The marchers, most dressed in white, made a solemn procession through the city's sunny streets before laying white roses at the scene of the attack by Benjamin Herman, who shot dead two policewomen and a student on Tuesday.
Hundreds of white balloons were released into the sky at the culmination of the march, which comes ahead of official funerals on Tuesday for the two slain officers, who have both been posthumously awarded Belgium's highest civilian decoration.
"I think it's important to be here, just to support the family, not to change things. Just to show to the family that we are here and support them," Marie Pousset, who was among nearly 3,000 marchers according to local police, told AFP.
Government officials and a representative of Belgium's king are set to attend the funerals for police officers Lucile Garcia, 54, and Soraya Belkacemi, 44, on Tuesday morning.
Student Cyril Vangriecken, 22, shot dead by Herman as he sat in the passenger seat of a parked car, will be buried on Monday.
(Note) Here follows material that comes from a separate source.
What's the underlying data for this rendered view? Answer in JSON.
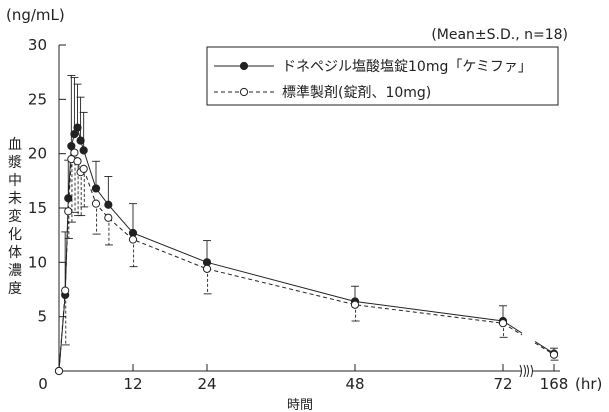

Belgian police have identified Herman, 31, as a serial offender who spent a decade in and out of prison for acts of violence and petty crimes and came into contact with extremist Islamists while in jail.
Herman attacked the two policewomen with a knife, stabbing them repeatedly before taking their service pistols and shooting them, then Vangriecken.
Herman went on to hole up in a nearby school, briefly taking a cleaner hostage before bursting out to confront police and being cut down in a hail of bullets.
The Islamic State group claimed one of its "soldiers" was responsible for the attack, through its Amaq propaganda agency.
IS said "he led the attack in response to calls to target the countries of the US-led international coalition," which is fighting the jihadist group, mainly in Syria.
Prosecutors said Herman's method of attack has been encouraged in online videos from IS, which claimed a deadly double suicide bombing in Brussels in 2016.